Claro que hoje, a luz de
estudos mais atuais e discussões éticas cada vez mais avançadas, deve-se fazer
a critica aos autores clássicos, todavia não se pode esquecer de enxerga-los no
seu tempo e nem ignorar a humanidade que todos temos, complexa e diversa. A
publicação do diário de Malinowisk foi uma covardia, mas possibilitou a
discussão sobre o antropólogo enquanto indivíduo dotado de uma cosmologia. Cabe
a nós identificarmos a nossa visão de mundo e apresenta-la ao leitor, com todos
os problemas que possa ter.

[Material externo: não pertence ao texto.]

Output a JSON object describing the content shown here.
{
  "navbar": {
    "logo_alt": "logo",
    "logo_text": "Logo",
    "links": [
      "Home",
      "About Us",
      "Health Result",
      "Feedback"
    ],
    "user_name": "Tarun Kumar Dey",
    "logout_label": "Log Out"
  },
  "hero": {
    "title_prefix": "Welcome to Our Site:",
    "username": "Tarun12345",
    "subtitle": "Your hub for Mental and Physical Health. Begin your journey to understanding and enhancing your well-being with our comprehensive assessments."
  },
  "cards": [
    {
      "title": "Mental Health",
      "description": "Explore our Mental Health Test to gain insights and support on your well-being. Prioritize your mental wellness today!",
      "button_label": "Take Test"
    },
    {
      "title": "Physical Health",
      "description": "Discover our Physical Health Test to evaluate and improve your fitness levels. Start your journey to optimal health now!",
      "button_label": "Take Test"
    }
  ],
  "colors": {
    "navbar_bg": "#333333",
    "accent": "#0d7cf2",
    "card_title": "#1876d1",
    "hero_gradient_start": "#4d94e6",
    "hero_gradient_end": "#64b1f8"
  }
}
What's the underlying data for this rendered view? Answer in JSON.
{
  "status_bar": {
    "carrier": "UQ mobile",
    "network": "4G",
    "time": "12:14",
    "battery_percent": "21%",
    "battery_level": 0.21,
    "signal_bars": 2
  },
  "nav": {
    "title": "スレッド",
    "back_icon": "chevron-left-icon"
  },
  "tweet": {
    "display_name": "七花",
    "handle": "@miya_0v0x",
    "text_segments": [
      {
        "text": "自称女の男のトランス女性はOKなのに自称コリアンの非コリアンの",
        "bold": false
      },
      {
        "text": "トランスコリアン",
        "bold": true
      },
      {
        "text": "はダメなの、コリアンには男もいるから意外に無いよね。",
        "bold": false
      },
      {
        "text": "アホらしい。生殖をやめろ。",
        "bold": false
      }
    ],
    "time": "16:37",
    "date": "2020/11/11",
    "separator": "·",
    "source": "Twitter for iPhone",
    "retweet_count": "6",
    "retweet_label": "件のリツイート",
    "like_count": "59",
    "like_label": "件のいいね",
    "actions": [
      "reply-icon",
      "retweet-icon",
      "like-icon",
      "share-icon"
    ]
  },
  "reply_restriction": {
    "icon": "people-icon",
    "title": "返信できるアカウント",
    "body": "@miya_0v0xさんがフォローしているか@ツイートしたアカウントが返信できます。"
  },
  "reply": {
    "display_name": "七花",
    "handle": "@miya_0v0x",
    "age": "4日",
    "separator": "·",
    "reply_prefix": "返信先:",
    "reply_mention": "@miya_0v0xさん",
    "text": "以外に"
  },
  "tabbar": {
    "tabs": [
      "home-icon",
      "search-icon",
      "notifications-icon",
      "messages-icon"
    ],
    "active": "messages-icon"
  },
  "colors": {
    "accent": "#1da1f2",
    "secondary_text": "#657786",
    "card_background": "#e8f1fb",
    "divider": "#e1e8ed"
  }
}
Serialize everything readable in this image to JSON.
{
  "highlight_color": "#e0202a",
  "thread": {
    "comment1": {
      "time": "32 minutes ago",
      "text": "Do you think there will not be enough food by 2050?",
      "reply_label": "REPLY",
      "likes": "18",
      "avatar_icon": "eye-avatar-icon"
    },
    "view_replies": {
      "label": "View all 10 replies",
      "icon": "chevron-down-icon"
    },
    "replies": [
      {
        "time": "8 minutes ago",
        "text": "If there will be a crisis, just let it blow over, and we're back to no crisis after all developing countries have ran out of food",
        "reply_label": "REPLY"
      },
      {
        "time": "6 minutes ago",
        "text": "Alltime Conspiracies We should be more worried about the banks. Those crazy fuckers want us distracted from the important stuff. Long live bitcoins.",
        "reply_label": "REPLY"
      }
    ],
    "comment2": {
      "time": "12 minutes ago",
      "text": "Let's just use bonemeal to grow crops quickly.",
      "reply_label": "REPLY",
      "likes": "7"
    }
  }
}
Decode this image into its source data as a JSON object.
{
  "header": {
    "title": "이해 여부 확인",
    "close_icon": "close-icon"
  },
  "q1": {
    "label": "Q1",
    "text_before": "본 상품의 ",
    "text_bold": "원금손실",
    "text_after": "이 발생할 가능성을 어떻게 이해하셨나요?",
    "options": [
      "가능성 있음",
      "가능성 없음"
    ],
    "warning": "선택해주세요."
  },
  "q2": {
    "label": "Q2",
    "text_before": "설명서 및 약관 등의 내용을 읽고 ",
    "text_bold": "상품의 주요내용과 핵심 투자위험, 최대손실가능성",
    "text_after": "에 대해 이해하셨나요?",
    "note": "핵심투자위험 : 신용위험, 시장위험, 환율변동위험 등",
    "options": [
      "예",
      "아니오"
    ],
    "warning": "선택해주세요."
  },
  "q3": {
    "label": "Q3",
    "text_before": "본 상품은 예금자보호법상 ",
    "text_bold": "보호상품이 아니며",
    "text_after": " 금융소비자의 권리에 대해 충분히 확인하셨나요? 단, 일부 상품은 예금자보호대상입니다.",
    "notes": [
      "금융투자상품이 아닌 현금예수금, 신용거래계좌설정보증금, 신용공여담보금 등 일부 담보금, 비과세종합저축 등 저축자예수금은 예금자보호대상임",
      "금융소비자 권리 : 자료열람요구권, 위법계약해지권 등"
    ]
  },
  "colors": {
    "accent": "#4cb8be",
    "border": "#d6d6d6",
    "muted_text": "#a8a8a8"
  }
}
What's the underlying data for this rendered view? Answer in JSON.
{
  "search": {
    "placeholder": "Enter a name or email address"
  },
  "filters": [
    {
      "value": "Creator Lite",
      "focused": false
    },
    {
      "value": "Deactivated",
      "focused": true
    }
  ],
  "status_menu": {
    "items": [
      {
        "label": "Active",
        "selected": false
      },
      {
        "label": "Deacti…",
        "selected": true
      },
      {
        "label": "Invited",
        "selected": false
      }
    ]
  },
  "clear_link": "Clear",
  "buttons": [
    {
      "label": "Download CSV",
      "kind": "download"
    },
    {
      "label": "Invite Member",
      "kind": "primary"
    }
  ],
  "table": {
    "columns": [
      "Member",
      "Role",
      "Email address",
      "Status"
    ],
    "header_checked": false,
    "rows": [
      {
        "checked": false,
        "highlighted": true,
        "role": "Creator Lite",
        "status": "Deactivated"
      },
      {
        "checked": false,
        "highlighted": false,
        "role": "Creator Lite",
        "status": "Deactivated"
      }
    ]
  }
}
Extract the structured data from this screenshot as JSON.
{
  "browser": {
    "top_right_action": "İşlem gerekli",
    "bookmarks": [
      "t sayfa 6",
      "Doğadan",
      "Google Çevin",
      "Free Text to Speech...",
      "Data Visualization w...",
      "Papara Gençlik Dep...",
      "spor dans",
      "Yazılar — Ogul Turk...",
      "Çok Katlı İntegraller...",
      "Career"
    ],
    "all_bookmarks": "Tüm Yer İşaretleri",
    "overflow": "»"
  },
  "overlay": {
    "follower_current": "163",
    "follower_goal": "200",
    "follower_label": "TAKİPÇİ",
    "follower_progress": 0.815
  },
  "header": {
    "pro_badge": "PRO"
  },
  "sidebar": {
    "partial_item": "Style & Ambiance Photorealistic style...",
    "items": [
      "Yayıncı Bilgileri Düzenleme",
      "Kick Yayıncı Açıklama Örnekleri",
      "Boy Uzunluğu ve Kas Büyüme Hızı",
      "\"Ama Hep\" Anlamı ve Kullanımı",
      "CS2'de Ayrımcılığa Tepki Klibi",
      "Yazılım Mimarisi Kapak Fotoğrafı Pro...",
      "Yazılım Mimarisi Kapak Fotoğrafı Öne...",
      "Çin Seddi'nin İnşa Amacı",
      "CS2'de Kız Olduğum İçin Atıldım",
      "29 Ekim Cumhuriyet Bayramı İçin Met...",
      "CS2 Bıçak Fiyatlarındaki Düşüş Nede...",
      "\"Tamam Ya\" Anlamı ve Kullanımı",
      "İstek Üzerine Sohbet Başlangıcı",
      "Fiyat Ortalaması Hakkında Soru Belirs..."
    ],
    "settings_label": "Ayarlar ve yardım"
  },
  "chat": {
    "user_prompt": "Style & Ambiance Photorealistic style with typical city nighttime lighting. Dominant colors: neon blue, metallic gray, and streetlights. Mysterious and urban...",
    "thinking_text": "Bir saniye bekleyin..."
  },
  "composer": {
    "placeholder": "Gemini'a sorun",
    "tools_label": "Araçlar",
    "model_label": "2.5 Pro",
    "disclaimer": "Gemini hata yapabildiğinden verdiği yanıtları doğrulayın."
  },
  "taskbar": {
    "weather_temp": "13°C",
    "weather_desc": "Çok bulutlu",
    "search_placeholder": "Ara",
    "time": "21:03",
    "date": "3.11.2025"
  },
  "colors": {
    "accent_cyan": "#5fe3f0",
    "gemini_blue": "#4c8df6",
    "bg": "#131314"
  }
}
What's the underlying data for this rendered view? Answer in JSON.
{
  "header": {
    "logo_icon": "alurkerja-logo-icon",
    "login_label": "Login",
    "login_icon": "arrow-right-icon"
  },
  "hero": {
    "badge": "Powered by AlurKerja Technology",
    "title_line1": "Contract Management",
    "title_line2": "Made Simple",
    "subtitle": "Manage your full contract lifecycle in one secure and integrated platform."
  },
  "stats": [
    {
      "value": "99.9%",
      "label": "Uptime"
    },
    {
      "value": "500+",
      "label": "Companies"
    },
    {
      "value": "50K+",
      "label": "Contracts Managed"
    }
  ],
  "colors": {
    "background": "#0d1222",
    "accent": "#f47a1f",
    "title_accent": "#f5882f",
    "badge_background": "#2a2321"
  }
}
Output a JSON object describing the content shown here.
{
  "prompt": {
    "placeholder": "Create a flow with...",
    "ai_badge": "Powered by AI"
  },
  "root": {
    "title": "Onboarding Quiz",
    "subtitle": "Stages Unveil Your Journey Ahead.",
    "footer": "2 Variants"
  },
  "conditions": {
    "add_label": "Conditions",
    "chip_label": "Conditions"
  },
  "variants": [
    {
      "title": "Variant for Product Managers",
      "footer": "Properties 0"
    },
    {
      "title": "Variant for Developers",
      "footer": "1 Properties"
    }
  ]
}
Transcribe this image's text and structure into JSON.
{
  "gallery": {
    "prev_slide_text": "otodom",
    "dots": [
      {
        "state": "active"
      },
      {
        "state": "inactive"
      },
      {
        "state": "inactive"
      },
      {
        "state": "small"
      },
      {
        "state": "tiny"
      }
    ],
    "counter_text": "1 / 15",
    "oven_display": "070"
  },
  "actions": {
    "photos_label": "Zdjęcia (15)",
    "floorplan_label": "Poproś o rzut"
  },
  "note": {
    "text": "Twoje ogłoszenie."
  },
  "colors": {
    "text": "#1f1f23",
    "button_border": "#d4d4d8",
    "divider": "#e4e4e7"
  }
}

Concluo afirmando que não é por ter problemas que
os cânones devem ser abandonados, afinal, se não fosse por essas pessoas não
estaríamos cursando Antropologia em pleno 2019, ano em que preconceitos e
discursos de ódio emergiram e se encontram no poder, rememorando uma visão
obscura que vigorou no passado e que esses antropólogos citados no texto
ajudaram a combater, com todos os seus pontos de fragilidade: lê-los hoje é
indispensável.
REFERÊNCIAS
EVANS-PRITCHARD.
E. E. Bruxaria, oráculos e magia entre os Azande. Editora Zarah, 2005.
EVANS-PRITCHARD.
E. E. Os Nuer. Editora Perspectiva, 2° edição, 2009.
EVANS-PRITCHARD.
E. E. Religião dos Nuer. Oxford: Oxford University Press (trad. Espanhol: La
religión de losnuer. Barcelona: Anagrama, 1992.
MALINOWSKI.
B, Argonautas do pacifico ocidental. Editora Abril, 2° edição, 2005.
RADCLIFFE-BROWN.
A. R. Estrutura e função na sociedade primitiva. Editora Vozes, 1973.